In short, I’m not interested in talk of the ‘hard problem’ if the question possesses a whole species of concepts embedded within it that remain unattended and/or willfully covered over.
As for ‘redness’ it is like asking about ‘numberness’. I don’t experience numbers in any direct sensible manner. I experience the concept, yet I am never ‘embracing’ the concept of number when I do mathematics. I simply apply the concept to my sensibility, as I apply my experience of the concept ‘redness’ to my sensibility. I don’t need the concept of ‘redness’ - the thought ‘redness’ - in order to have phenomenal experience of some red object. In the same manner I don’t need to articulate the concept ‘pain’ in order to feel pain.

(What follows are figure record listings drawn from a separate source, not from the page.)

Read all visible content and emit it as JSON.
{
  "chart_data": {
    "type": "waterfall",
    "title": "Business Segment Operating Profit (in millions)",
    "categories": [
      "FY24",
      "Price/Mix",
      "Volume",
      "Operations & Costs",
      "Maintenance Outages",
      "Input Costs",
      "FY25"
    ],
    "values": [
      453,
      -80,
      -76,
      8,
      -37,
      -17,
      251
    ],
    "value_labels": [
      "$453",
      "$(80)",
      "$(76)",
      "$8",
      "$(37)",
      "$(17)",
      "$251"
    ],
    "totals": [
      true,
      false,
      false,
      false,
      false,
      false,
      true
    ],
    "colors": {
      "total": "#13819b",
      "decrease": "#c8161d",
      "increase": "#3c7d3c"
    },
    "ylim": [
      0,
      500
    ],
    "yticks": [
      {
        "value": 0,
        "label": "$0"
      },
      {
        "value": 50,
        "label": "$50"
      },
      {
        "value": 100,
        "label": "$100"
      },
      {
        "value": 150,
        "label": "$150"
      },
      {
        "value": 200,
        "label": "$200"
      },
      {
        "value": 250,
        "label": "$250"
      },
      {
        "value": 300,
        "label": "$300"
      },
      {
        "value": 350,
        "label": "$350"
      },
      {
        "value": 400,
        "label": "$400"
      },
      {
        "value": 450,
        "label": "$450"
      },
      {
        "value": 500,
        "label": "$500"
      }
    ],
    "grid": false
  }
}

Our major difficulty is reading between the lines (like with my fumbling attempts above). We can also look at this in terms of explicit memory. If you punch me in the face I feel pain, yet when I forget about the event the pain is no longer there and if my memory of the event only lasts for 10 seconds then, in some sense, I ‘felt no pain’ whilst in another sense I only possessed the experience of pain briefly. I can certainly feel the same pain again, yet when I do I won’t be ‘reminded’ of a previous event - it will be a wholly new experience.
In a reply somewhere above from Skepdick they touched on something true for us all. We don’t understand what we are saying, none of us. Getting to grips with such is an almost nihilistic task; it’s unsurprising that post-modernism took an ugly turn when you look at how close to the abyss such serious contemplation take place.

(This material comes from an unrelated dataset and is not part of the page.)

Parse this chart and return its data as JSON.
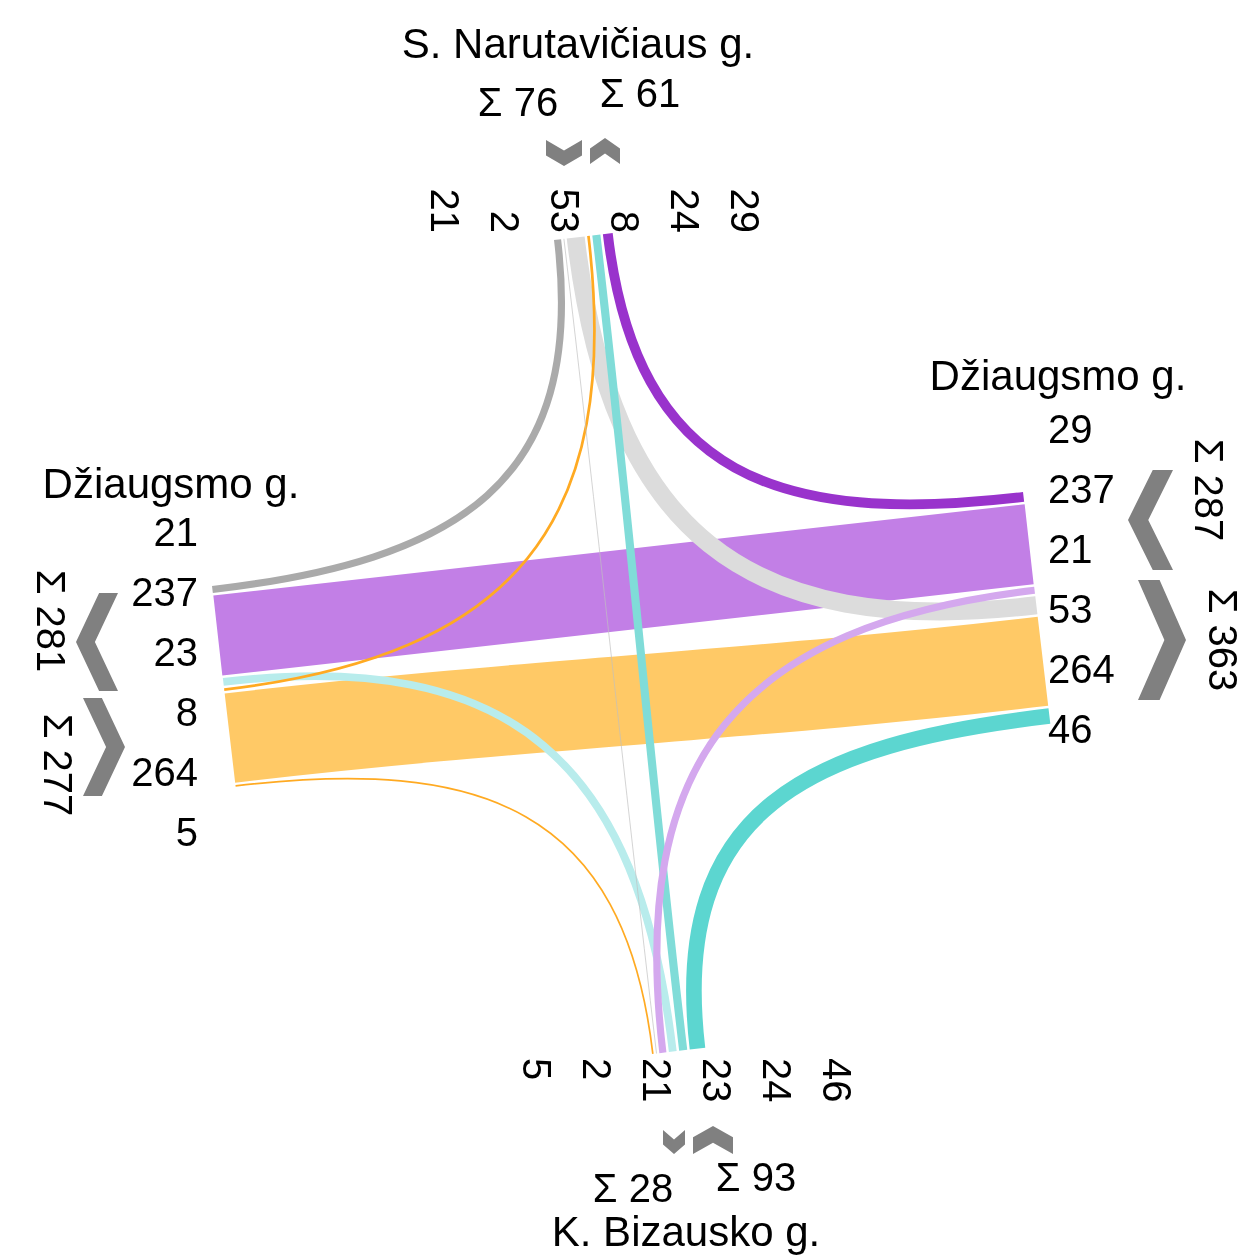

The wisdom I’ve found in the general underlying principle of phenomenology is not to understate the obvious. That which we pay no heed to is likely, and often so psychologically (you can confirm this to yourself if you’re brave enough to see mistakes made), the crux of the problem it seems wholly disassociated from.

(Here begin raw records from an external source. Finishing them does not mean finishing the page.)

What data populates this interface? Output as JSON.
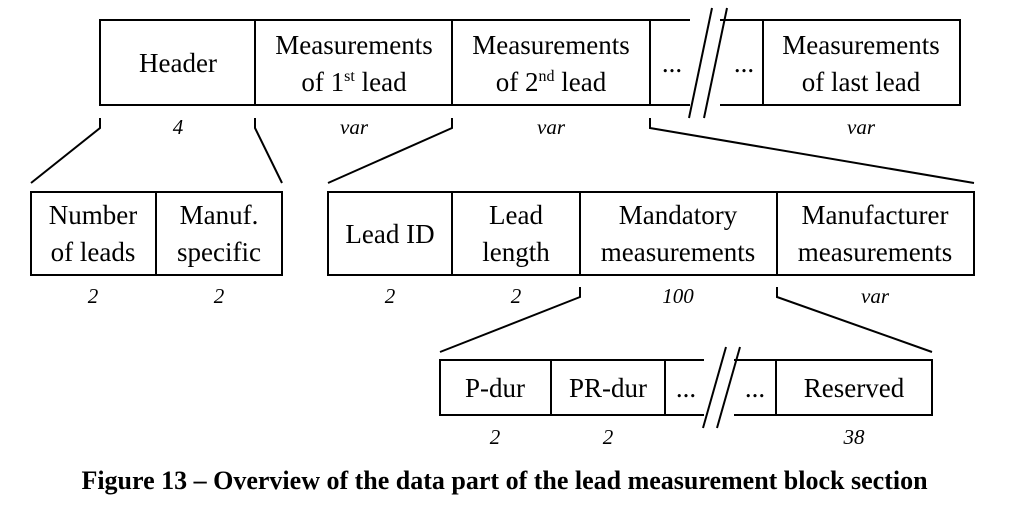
{
  "top_row": {
    "header": "Header",
    "lead1": [
      "Measurements",
      "of 1",
      "st",
      " lead"
    ],
    "lead2": [
      "Measurements",
      "of 2",
      "nd",
      " lead"
    ],
    "ellipsis": "...",
    "last": [
      "Measurements",
      "of last lead"
    ],
    "sizes": [
      "4",
      "var",
      "var",
      "var"
    ]
  },
  "header_row": {
    "cells": [
      [
        "Number",
        "of leads"
      ],
      [
        "Manuf.",
        "specific"
      ]
    ],
    "sizes": [
      "2",
      "2"
    ]
  },
  "lead_row": {
    "lead_id": "Lead ID",
    "lead_length": [
      "Lead",
      "length"
    ],
    "mandatory": [
      "Mandatory",
      "measurements"
    ],
    "manufacturer": [
      "Manufacturer",
      "measurements"
    ],
    "sizes": [
      "2",
      "2",
      "100",
      "var"
    ]
  },
  "mandatory_row": {
    "p_dur": "P-dur",
    "pr_dur": "PR-dur",
    "ellipsis": "...",
    "reserved": "Reserved",
    "sizes": [
      "2",
      "2",
      "38"
    ]
  },
  "caption": "Figure 13 – Overview of the data part of the lead measurement block section"
}
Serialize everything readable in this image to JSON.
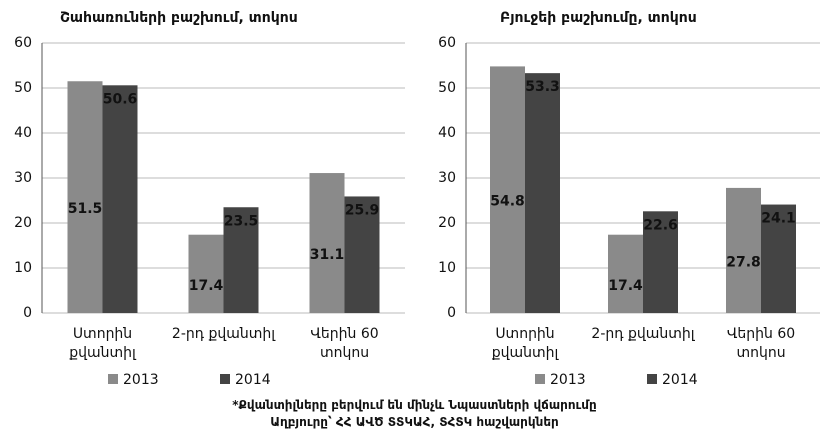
{
  "chart_data": [
    {
      "type": "bar",
      "title": "Շահառուների բաշխում, տոկոս",
      "categories": [
        "Ստորին\nքվանտիլ",
        "2-րդ քվանտիլ",
        "Վերին 60 տոկոս"
      ],
      "series": [
        {
          "name": "2013",
          "color": "#8a8a8a",
          "values": [
            51.5,
            17.4,
            31.1
          ]
        },
        {
          "name": "2014",
          "color": "#444444",
          "values": [
            50.6,
            23.5,
            25.9
          ]
        }
      ],
      "ylim": [
        0,
        60
      ],
      "yticks": [
        0,
        10,
        20,
        30,
        40,
        50,
        60
      ],
      "grid": true
    },
    {
      "type": "bar",
      "title": "Բյուջեի բաշխումը, տոկոս",
      "categories": [
        "Ստորին\nքվանտիլ",
        "2-րդ քվանտիլ",
        "Վերին 60 տոկոս"
      ],
      "series": [
        {
          "name": "2013",
          "color": "#8a8a8a",
          "values": [
            54.8,
            17.4,
            27.8
          ]
        },
        {
          "name": "2014",
          "color": "#444444",
          "values": [
            53.3,
            22.6,
            24.1
          ]
        }
      ],
      "ylim": [
        0,
        60
      ],
      "yticks": [
        0,
        10,
        20,
        30,
        40,
        50,
        60
      ],
      "grid": true
    }
  ],
  "notes": [
    "*Քվանտիլները բերվում են մինչև Նպաստների վճարումը",
    "Աղբյուրը՝ ՀՀ ԱՎԾ ՏՏԿԱՀ, ՏՀՏԿ հաշվարկներ"
  ]
}
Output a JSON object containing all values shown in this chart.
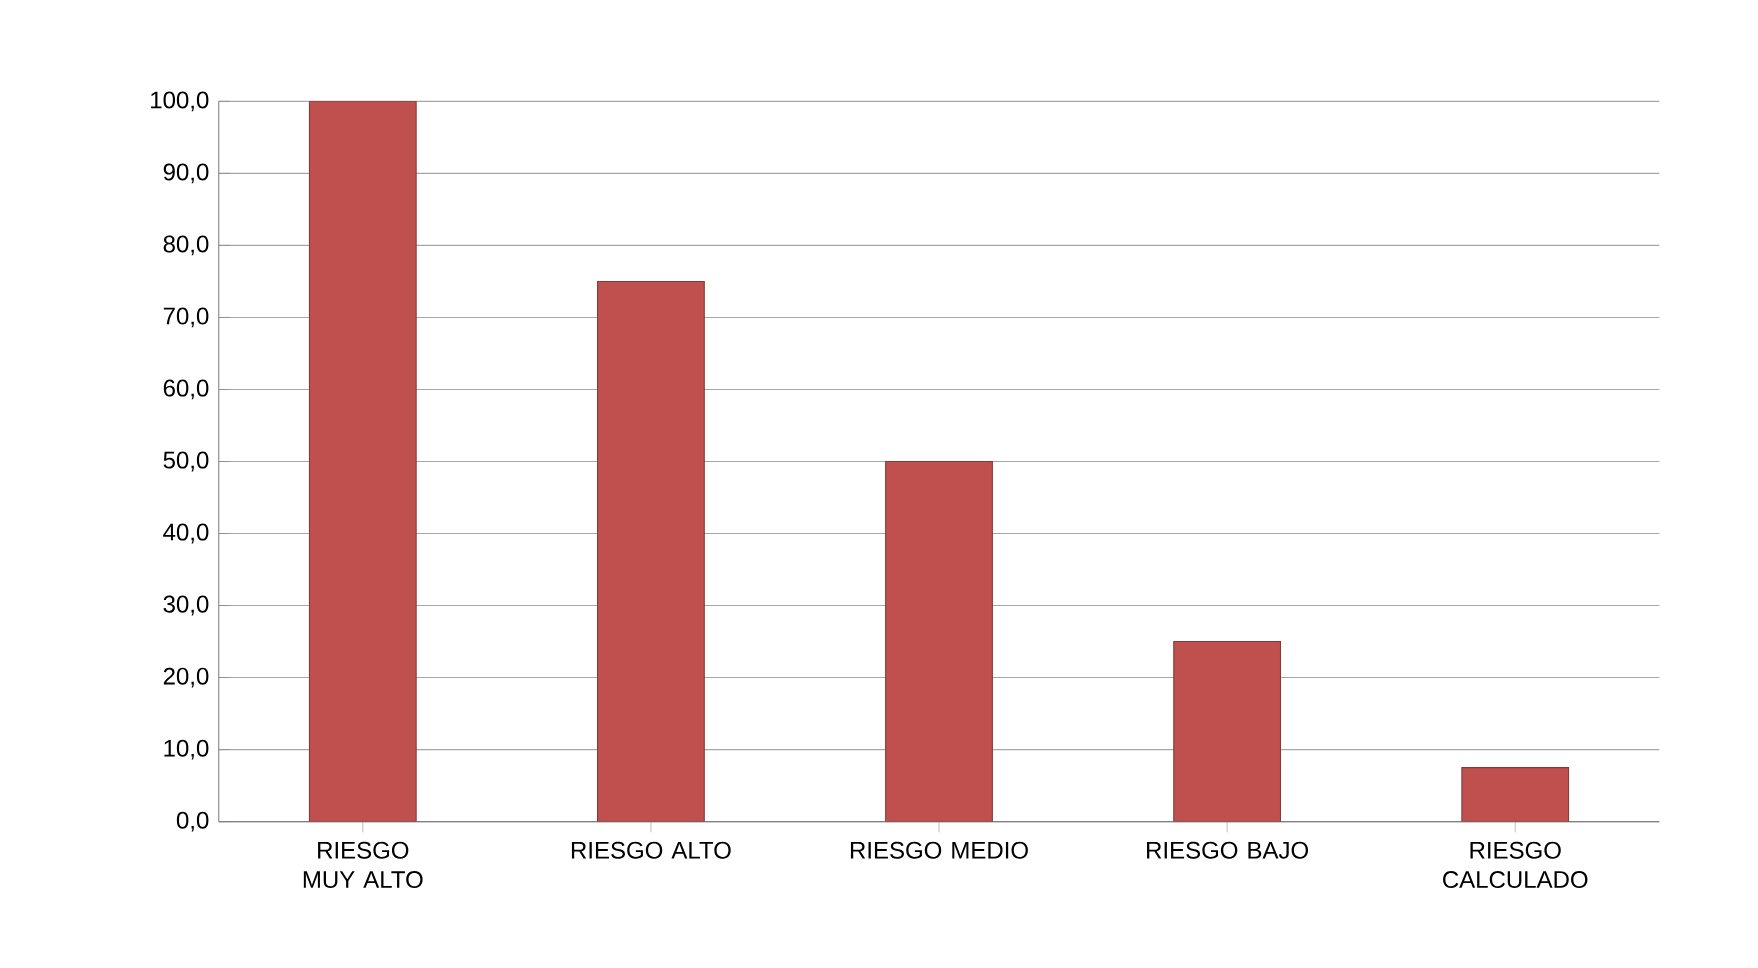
{
  "chart_data": {
    "type": "bar",
    "categories": [
      "RIESGO MUY ALTO",
      "RIESGO ALTO",
      "RIESGO MEDIO",
      "RIESGO BAJO",
      "RIESGO CALCULADO"
    ],
    "values": [
      100,
      75,
      50,
      25,
      7.5
    ],
    "color": "#c0504d",
    "ylim": [
      0,
      100
    ],
    "yticks": [
      {
        "value": 0,
        "label": "0,0"
      },
      {
        "value": 10,
        "label": "10,0"
      },
      {
        "value": 20,
        "label": "20,0"
      },
      {
        "value": 30,
        "label": "30,0"
      },
      {
        "value": 40,
        "label": "40,0"
      },
      {
        "value": 50,
        "label": "50,0"
      },
      {
        "value": 60,
        "label": "60,0"
      },
      {
        "value": 70,
        "label": "70,0"
      },
      {
        "value": 80,
        "label": "80,0"
      },
      {
        "value": 90,
        "label": "90,0"
      },
      {
        "value": 100,
        "label": "100,0"
      }
    ],
    "grid": "y"
  }
}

The fact that I can move is utterly bizarre! I have legs that make weird movements and then I seem to traverse spaces and eat up distances whilst birthing a new distance in my wake. Then there is my temporal regard of this, where my ‘moving’ is an “-ing”, a continuity. My thoughts also have a sense of ‘movement’ to them as the culminate into worded items or are expressed into vague or vivid images. My knowledge of ‘being on Earth’ is hardly ever something I attend to consciously, it is a superfluous speck of knowledge on one hand yet a dauntingly abyssal beast that springs up like a leviathan when I bring my sense of being into direct confrontation with this ‘being on Earth’ - it both hulks over me and yet possesses a complete finite meaning; a strange comforting, and uncomfortable, ‘obviousness’ of my human experience.
Contemplating ‘redness’ is just a doorway into the whole regard we cloth our sense of being with. In the phenomenological mindset the ‘non-physical’ or ‘physical’ are bracketed out. All the matters is the phenomenon, the ‘consciousness of’ not some extrapolated ‘otherness’ as the ‘otherness’ IS the ‘consciousness of’ whilst having no qualitative possession (other than in this crude worded form).
I’m not the best at expressing these things and make no apologies for this. I understand there is a limit and sometimes I reach out hopefully in order to find a better means if expressing what is essentially an endless and infinite object - to explain ‘absolutely’ to me is not to ‘explain’ at all. No explanation is required for what is given with a ‘pure obviousness’.